You can now specify standard time-zone names with ZoneInfo
when you need to work with time-zones:
from zoneinfo import ZoneInfo
from datetime import datetime, timedelta
dt = datetime(2020, 10, 31, 12, tzinfo=ZoneInfo("America/Los_Angeles"))
print(dt)
produces:
2020-10-31 12:00:00-07:00
and if you then run dt.tzname()
you get, as you would expect, PDT
.
Removing text at the start or end of lines just got a lot easier with Python 3.9.
Python 3.9 lets you play with strings using removeprefix
and removesuffix
.
There are new removeprefix
and removesuffix
methods that are available for str
, bytes
, bytearray
and collections.UserString
objects.
s = "WhatEver"
s.removeprefix ("What")
will leave you with Ever
.
The new removeprefix
and removesuffix
methods are described in PEP 616.
Python 3.9 has a new pidof_open(pid, flags=0)
method that can be used to do process management without signals or races.

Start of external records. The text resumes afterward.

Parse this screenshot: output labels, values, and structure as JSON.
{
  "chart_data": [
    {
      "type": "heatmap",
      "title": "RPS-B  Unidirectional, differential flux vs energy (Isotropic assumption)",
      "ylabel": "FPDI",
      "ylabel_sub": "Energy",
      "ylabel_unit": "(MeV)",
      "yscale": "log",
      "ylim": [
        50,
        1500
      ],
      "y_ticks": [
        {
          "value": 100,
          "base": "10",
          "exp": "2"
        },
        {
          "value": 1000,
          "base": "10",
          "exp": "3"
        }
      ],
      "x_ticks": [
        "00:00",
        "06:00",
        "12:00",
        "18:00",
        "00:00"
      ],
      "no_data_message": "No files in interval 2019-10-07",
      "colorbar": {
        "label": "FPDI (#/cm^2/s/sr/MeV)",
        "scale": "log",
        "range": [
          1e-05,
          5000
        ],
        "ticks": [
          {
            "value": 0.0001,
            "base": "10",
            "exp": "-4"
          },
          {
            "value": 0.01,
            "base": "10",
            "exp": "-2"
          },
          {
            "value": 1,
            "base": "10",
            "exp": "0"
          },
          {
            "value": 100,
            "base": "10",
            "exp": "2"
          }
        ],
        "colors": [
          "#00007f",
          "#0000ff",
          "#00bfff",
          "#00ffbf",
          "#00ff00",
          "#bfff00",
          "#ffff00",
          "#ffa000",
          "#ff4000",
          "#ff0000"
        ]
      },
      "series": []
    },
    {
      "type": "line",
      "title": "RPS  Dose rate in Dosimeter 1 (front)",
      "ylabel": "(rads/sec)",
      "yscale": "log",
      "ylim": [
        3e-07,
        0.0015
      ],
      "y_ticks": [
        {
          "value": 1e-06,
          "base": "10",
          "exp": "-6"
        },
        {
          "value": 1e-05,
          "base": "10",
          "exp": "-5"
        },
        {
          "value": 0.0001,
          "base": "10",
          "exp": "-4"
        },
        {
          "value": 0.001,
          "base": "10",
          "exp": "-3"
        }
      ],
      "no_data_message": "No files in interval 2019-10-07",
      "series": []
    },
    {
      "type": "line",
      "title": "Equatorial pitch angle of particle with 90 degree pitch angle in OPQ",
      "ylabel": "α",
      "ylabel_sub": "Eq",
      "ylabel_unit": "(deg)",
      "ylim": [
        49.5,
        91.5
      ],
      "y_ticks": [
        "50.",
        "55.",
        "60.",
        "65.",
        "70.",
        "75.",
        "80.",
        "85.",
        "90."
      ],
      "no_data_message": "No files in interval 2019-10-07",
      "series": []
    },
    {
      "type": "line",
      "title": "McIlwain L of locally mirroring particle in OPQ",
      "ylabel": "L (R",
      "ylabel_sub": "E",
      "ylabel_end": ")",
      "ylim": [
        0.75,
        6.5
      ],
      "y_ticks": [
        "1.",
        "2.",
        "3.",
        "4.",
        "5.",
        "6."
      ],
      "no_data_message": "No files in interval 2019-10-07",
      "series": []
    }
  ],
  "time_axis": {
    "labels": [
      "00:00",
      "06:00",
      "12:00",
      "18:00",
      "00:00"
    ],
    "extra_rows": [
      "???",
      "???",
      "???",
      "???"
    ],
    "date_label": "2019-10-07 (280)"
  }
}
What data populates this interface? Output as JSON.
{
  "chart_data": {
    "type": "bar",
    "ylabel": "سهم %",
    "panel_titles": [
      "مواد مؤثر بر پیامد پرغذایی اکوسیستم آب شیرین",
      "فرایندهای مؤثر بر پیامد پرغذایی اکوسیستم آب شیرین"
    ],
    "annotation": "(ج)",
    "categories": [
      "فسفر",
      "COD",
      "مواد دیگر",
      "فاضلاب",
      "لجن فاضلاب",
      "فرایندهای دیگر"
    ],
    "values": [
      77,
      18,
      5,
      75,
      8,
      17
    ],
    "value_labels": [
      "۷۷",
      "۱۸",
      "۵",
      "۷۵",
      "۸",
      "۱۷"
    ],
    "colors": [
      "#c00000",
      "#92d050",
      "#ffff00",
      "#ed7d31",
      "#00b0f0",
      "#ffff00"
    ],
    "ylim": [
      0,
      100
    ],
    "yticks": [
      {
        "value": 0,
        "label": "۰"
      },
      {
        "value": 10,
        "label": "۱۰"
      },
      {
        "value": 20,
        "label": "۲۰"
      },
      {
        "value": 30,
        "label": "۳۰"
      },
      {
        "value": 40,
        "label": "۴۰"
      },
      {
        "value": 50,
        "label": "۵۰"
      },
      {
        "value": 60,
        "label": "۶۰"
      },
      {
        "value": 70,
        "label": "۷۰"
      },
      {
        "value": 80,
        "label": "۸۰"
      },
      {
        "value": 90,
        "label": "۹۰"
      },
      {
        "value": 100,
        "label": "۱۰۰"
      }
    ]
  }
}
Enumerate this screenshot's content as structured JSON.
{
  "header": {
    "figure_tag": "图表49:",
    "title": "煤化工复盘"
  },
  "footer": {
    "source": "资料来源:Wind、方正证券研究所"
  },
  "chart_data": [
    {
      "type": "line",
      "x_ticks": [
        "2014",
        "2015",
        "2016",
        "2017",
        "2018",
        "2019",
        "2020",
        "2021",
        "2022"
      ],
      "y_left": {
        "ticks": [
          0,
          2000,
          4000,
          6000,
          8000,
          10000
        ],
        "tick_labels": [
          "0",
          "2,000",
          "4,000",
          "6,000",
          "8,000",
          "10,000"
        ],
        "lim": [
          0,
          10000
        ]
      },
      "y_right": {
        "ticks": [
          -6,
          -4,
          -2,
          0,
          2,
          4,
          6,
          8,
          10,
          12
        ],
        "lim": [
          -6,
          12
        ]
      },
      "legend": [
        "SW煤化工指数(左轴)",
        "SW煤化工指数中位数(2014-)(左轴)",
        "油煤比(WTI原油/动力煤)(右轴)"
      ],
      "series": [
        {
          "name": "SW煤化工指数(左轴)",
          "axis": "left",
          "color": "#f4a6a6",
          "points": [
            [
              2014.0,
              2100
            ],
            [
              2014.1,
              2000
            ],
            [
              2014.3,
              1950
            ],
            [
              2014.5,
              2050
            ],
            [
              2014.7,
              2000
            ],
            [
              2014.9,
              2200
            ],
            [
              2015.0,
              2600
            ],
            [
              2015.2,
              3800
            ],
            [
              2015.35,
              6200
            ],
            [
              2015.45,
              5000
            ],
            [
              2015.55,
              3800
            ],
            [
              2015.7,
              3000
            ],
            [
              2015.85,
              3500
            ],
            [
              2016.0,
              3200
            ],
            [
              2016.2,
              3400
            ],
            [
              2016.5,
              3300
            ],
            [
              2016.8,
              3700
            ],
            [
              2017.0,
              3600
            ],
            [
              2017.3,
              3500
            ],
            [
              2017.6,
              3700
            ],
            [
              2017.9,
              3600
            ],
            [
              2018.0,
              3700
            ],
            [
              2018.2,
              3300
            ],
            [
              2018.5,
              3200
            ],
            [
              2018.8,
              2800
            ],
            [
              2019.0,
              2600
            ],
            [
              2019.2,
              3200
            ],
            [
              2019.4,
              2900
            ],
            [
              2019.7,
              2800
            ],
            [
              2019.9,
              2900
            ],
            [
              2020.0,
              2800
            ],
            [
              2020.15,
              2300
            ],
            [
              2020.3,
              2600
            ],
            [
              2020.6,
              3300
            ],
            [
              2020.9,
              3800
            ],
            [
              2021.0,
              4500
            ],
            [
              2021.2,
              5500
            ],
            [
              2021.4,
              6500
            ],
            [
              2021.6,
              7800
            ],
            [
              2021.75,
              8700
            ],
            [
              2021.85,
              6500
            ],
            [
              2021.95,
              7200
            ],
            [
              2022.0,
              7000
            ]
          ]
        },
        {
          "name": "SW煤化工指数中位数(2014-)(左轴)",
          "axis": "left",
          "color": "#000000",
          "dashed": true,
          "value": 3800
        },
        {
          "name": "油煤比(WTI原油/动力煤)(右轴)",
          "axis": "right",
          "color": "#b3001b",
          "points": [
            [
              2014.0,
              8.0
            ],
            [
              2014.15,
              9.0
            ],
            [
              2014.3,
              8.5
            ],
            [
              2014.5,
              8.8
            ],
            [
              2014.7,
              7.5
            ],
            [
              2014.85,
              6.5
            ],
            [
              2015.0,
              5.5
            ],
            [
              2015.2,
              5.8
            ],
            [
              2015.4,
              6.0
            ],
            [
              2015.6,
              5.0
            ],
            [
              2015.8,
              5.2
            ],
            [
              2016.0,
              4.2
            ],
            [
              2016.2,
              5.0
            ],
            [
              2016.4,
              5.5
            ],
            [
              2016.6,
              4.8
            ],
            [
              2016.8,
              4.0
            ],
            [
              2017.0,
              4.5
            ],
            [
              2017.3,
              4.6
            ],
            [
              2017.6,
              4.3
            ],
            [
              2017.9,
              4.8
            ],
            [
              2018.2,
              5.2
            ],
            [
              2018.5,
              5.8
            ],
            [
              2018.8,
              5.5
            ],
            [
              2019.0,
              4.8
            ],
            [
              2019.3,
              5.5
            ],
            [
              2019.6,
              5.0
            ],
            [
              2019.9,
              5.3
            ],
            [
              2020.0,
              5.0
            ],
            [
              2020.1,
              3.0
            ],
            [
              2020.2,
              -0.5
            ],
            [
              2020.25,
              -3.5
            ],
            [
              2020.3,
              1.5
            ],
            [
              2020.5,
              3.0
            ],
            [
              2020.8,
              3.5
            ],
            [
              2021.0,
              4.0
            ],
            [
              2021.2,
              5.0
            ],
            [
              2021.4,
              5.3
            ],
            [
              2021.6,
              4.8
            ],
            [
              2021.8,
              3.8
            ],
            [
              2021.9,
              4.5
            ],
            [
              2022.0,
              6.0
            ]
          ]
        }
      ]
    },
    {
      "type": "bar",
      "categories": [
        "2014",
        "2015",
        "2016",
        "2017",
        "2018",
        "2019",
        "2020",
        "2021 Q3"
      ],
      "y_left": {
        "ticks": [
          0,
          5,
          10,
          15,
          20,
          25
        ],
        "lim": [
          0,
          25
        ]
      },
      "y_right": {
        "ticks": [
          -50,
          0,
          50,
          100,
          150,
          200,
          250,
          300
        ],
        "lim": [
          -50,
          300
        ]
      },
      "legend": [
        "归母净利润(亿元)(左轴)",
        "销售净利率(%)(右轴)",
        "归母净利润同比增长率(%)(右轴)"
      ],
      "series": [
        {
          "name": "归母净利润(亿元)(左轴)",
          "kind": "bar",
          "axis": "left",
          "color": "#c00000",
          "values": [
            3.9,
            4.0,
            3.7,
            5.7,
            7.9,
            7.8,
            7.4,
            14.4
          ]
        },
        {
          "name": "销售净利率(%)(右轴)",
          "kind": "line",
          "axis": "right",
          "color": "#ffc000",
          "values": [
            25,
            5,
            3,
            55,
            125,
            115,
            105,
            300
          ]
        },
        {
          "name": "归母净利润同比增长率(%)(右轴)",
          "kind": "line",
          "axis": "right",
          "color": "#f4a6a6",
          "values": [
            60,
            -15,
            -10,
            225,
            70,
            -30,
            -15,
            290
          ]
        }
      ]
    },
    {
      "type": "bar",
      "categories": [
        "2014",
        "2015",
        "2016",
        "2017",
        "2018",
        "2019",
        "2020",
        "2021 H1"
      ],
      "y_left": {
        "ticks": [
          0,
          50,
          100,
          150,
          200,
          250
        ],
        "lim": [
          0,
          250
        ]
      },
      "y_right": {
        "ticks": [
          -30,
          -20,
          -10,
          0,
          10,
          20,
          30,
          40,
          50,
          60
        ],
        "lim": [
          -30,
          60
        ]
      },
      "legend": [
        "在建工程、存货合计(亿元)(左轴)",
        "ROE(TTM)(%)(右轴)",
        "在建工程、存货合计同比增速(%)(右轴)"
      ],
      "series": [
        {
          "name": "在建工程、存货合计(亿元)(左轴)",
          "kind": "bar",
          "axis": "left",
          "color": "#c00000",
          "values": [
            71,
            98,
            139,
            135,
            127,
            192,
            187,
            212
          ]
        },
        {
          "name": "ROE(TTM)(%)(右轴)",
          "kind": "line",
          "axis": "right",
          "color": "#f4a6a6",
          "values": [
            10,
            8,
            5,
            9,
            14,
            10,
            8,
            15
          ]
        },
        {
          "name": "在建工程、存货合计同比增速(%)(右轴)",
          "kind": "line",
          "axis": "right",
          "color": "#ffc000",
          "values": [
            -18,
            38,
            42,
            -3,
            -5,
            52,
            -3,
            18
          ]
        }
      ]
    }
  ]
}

The flags
argument doesn't actually do anything, it's just there in case this method needs to be expanded in the future. pidof_open
wasn't introduced to the Linux kernel until Linux 5.3, so this won't work on older kernels.
We've only scratched the surface of what's new in Python 3.9 to give you an idea. There's a lot more. You can find an even more detailed overview at docs.python.org/3.9/whatsnew/3.9.html. There's also a really long and very detailed changelog at docs.python.org/release/3.9.0/whatsnew/changelog.html.